Una o più vocali con o senza una o più consonanti, che da sola o in gruppo costituisca un corpo fonetico che si pronuncia con una sola emissione di voce, forma una SILLABA.

2.

La sillaba dunque è l'indicazione grafica di una vocale o di un gruppo di vocali o di un gruppo di lettere contenente almeno una vocale che si pronunzia con una sola emissione di fiato.

Esempi

                                           a-e-i-o-u

              ai -au-ei-eu-iu-oi-ou-ui-ia-ua-ie-ue-io-uo
             (dittonghi, cioè due vocali di cui una sia "i" o "u")*

                         uai - uei - uoi - iai - iei - iuo
           (trittonghi, cioè tre vocali, due delle quali siano 'T' o 'V'), 

                                 da -de-di-do-du 

                                 ad-en-in-od-un 

                                      qua - qui 

                                tra - fra - sco - sca 

                                       spro - stra

3.

Alcune sillabe possono costituire parola (se hanno un senso in sé definito) e possono far parte di una parola:
     a (preposizione) - a-mi-co (parte di parola)
     qua (avverbio di luogo) - qua-dra-to (parte di parola)

4.

Altre sillabe da sole non costituiscono parola:
     stra (non significa nulla)
     stra-or-di-na-rio (parte di parola)

5.

Si noti nella parola "straordinario" che la a e la o di straor non costituiscono dittongo perché non si possono pronunciare con un'unica emissione di fiato e perciò danno vita a due sillabe; invece la i e la o di rio costituiscono dittongo e fanno una sola sillaba.
Però anche i dittonghi a volte richiedono due emissioni di fiato per essere pronunciati e in questo caso formano sillabe separatamente e costituiscono quello che i grammatici chiamano iato (=separazione): mor-mo-rì-o.

6.

In pratica la scomposizione di una parola nelle sillabe che la costituiscono serve unicamente quando c'è la necessità di dividerla in due tronconi perché tutta intera non entra nel rigo di scrittura (questo avviene ovviamente a fine rigo).
A tal riguardo diamo alcuni suggerimenti pratici da seguire in barba a tutte le "regole" che si dovrebbero conoscere per scomporre correttamente una parola in sillabe:

a) non creare l'occasione: se una parola non entra nel rigo, riportarla nel rigo successivo.
Questo suggerimento taglia la testa al toro - come si suol dire - e dovrebbe dispensarci da darne altri.
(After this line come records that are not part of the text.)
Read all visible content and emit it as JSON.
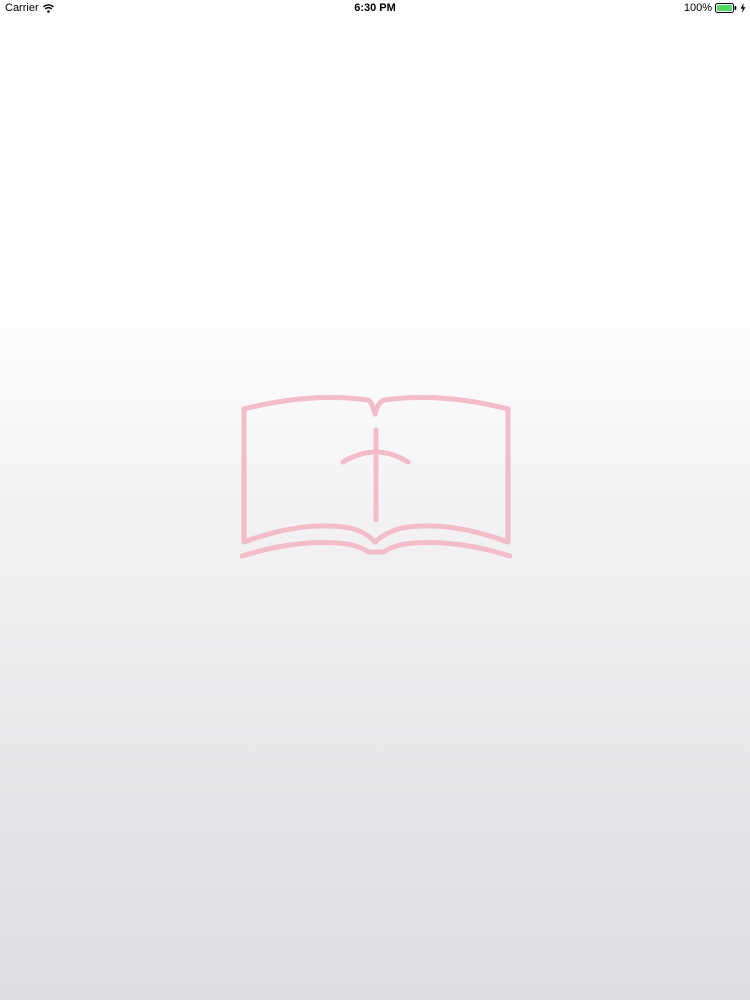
{
  "status_bar": {
    "carrier": "Carrier",
    "time": "6:30 PM",
    "battery_percent": "100%",
    "battery_level": 1.0,
    "icons": [
      "wifi-icon",
      "battery-icon",
      "charging-icon"
    ],
    "battery_color": "#4cd964"
  },
  "splash": {
    "logo_icon": "open-bible-cross-icon",
    "logo_color": "#f2bcc9"
  }
}
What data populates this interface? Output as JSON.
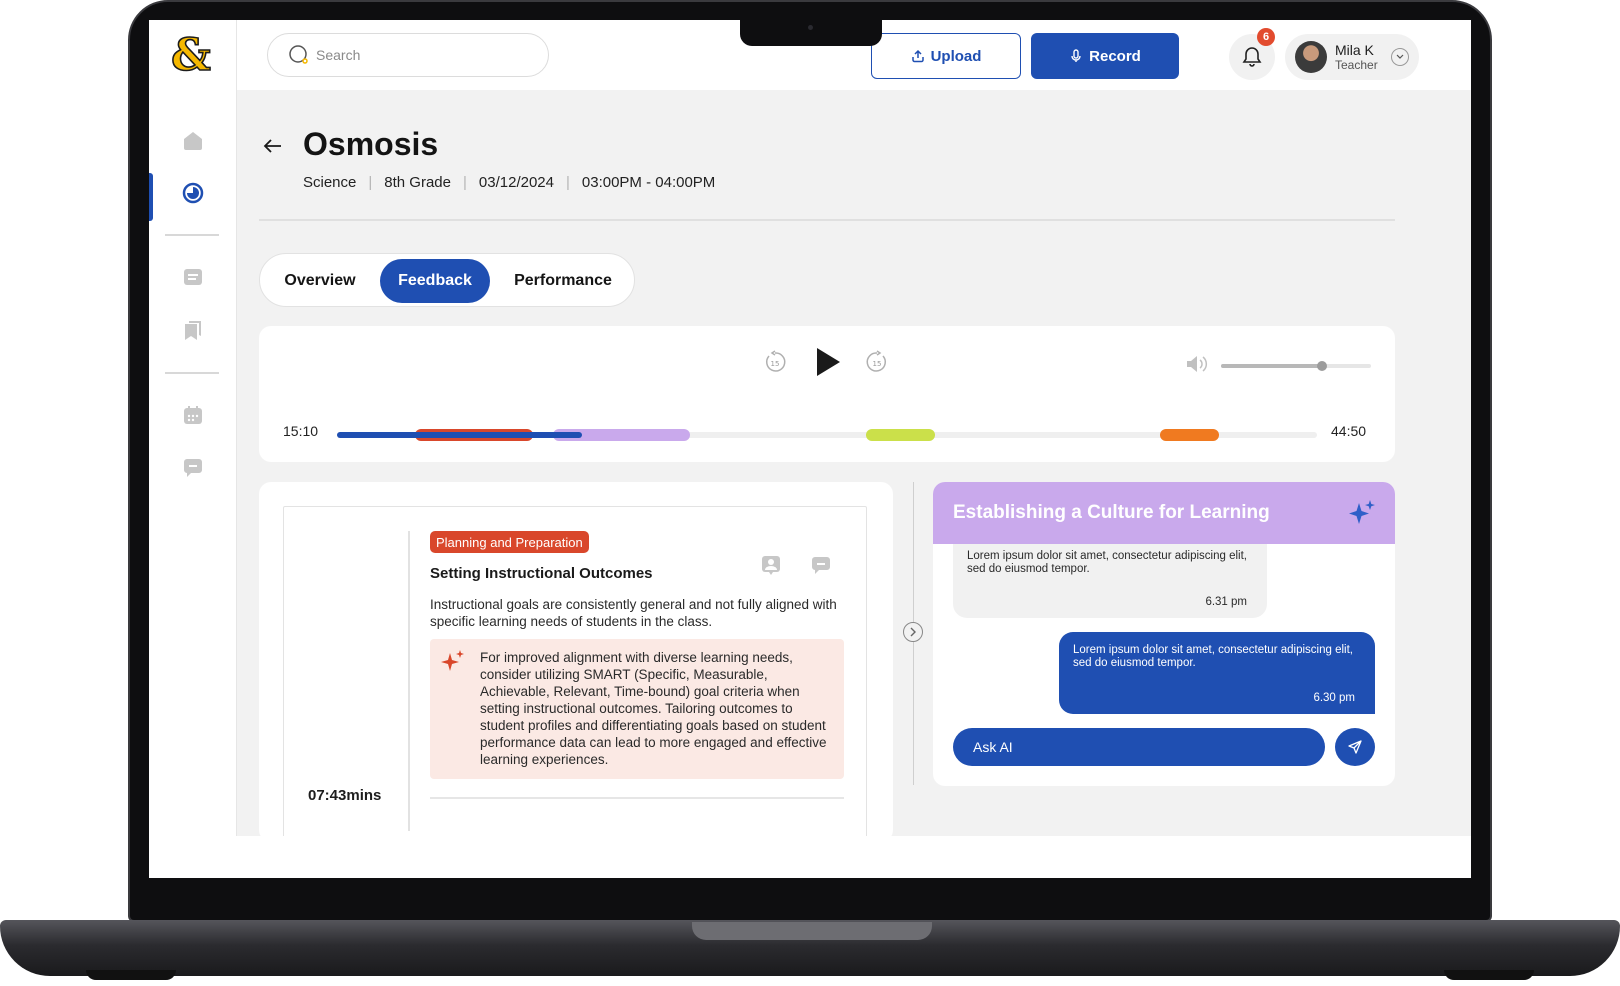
{
  "app": {
    "logo_icon": "ampersand-logo-icon"
  },
  "colors": {
    "primary": "#1f4fb2",
    "danger": "#d9472b",
    "accent_purple": "#c9a9ec",
    "lime": "#cbe04a",
    "orange": "#f07a20"
  },
  "sidebar": {
    "items": [
      {
        "icon": "home-icon",
        "active": false
      },
      {
        "icon": "sessions-icon",
        "active": true
      },
      {
        "icon": "notes-icon",
        "active": false
      },
      {
        "icon": "bookmarks-icon",
        "active": false
      },
      {
        "icon": "calendar-icon",
        "active": false
      },
      {
        "icon": "messages-icon",
        "active": false
      }
    ]
  },
  "topbar": {
    "search_placeholder": "Search",
    "upload_label": "Upload",
    "record_label": "Record",
    "notification_count": "6",
    "user_name": "Mila K",
    "user_role": "Teacher"
  },
  "lesson": {
    "title": "Osmosis",
    "subject": "Science",
    "grade": "8th Grade",
    "date": "03/12/2024",
    "time": "03:00PM - 04:00PM"
  },
  "tabs": [
    {
      "label": "Overview",
      "active": false
    },
    {
      "label": "Feedback",
      "active": true
    },
    {
      "label": "Performance",
      "active": false
    }
  ],
  "player": {
    "current_time": "15:10",
    "total_time": "44:50",
    "rewind_label": "15",
    "forward_label": "15",
    "volume_level": 0.67,
    "progress_fraction": 0.25,
    "segments": [
      {
        "color": "#d9472b",
        "start": 0.08,
        "end": 0.2
      },
      {
        "color": "#c9a9ec",
        "start": 0.22,
        "end": 0.36
      },
      {
        "color": "#cbe04a",
        "start": 0.54,
        "end": 0.61
      },
      {
        "color": "#f07a20",
        "start": 0.84,
        "end": 0.9
      }
    ]
  },
  "feedback": {
    "timestamp": "07:43mins",
    "tag": "Planning and Preparation",
    "title": "Setting Instructional Outcomes",
    "description": "Instructional goals are consistently general and not fully aligned with specific learning needs of students in the class.",
    "ai_suggestion": "For improved alignment with diverse learning needs, consider utilizing SMART (Specific, Measurable, Achievable, Relevant, Time-bound) goal criteria when setting instructional outcomes. Tailoring outcomes to student profiles and differentiating goals based on student performance data can lead to more engaged and effective learning experiences."
  },
  "chat": {
    "title": "Establishing a Culture for Learning",
    "messages": [
      {
        "from": "ai",
        "text": "Lorem ipsum dolor sit amet, consectetur adipiscing elit, sed do eiusmod tempor.",
        "time": "6.31 pm"
      },
      {
        "from": "user",
        "text": "Lorem ipsum dolor sit amet, consectetur adipiscing elit, sed do eiusmod tempor.",
        "time": "6.30 pm"
      }
    ],
    "input_placeholder": "Ask AI"
  }
}
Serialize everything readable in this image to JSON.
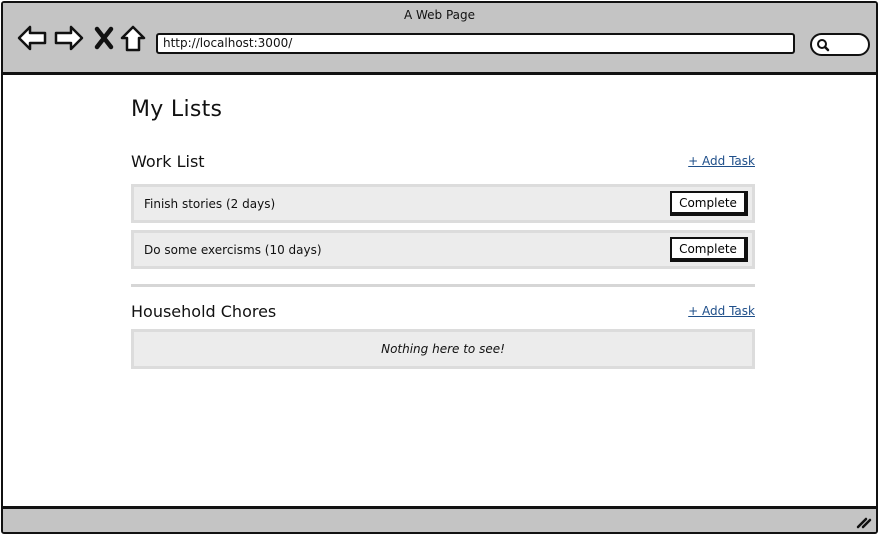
{
  "window": {
    "title": "A Web Page",
    "address": "http://localhost:3000/"
  },
  "nav": {
    "back_icon": "back-arrow-icon",
    "forward_icon": "forward-arrow-icon",
    "stop_icon": "close-icon",
    "home_icon": "home-icon",
    "search_icon": "search-icon"
  },
  "page": {
    "title": "My Lists"
  },
  "lists": [
    {
      "name": "Work List",
      "add_label": "+ Add Task",
      "tasks": [
        {
          "label": "Finish stories (2 days)",
          "action": "Complete"
        },
        {
          "label": "Do some exercisms (10 days)",
          "action": "Complete"
        }
      ]
    },
    {
      "name": "Household Chores",
      "add_label": "+ Add Task",
      "empty_text": "Nothing here to see!"
    }
  ],
  "colors": {
    "chrome": "#c4c4c4",
    "row_bg": "#ececec",
    "link": "#1f4f8a"
  }
}
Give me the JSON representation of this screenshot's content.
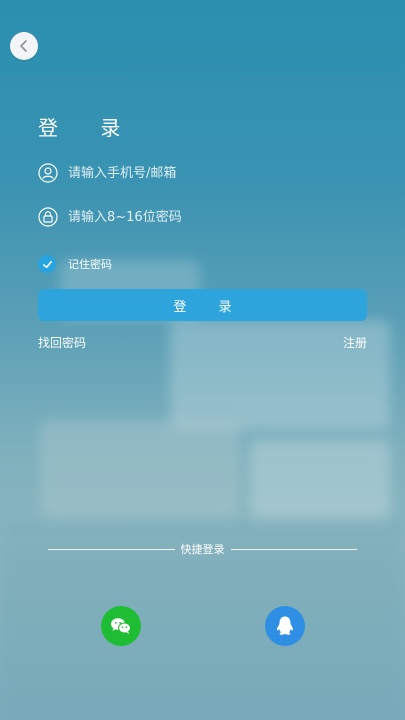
{
  "header": {
    "title": "登 录"
  },
  "form": {
    "account_placeholder": "请输入手机号/邮箱",
    "password_placeholder": "请输入8~16位密码",
    "remember_label": "记住密码",
    "remember_checked": true,
    "login_button": "登 录"
  },
  "links": {
    "forgot": "找回密码",
    "register": "注册"
  },
  "quick_login": {
    "label": "快捷登录",
    "providers": [
      {
        "name": "wechat-icon",
        "color": "#1fbd34"
      },
      {
        "name": "qq-icon",
        "color": "#2e8fe4"
      }
    ]
  },
  "colors": {
    "accent": "#2da5dc",
    "checkbox": "#27a4e0"
  }
}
Ma poiché può capitare che proprio non possiamo fare a meno di dividere una parola in due parti, ecco altri suggerimenti, sempre di natura pratica:

b) non dividere mai le vocali, anche se non costituiscono dittongo o trittongo: straor-di-na-rio;

c) assegnare le consonanti sempre alla vocale o alle vocali che le seguono a meno che il loro gruppo non sia di quelli che non possono dare inizio ad una parola. In questo caso una consonante si lega alla vocale precedente.

Esempi:
man-gia-na-stri: il gruppo ng è stato diviso perché non esiste in italiano una parola che inizi con "ng", mentre il gruppo str è rimasto compatto in quanto può dare inizio a parole (strofinaccio, straordinario, straniero, ecc.);
mu-si-cas-set-ta: le ss e le tt vanno divise perché non esistono parole che iniziano con due consonanti uguali.

7.

La sillaba si dice tonica quando l'accento tonico della parola (quello che indica la sillaba su cui deve essere marcata l'intensità del suono nella pronuncia della parola) cade sulla sua vocale o su una delle sue vocali. altrimenti si dice atona (cavàllo: ca: sillaba "atona"; vàl: sillaba "tonica"; lo: sillaba "atona").**


* ui ed iu fanno dittongo quando nella pronuncia entrambe sono "atone" (senza accento tonico: "guidàre", "Giusèppe") o quando l'accento cade sulla seconda vocale ("Lgi", `fme"); u ed i formano dittongo con o a e quando entrambe le vocali sono "atone" ("Euròpa", "guerrièro") o quando l'accento cade su "o", "a", "e" ("làuto", "medno").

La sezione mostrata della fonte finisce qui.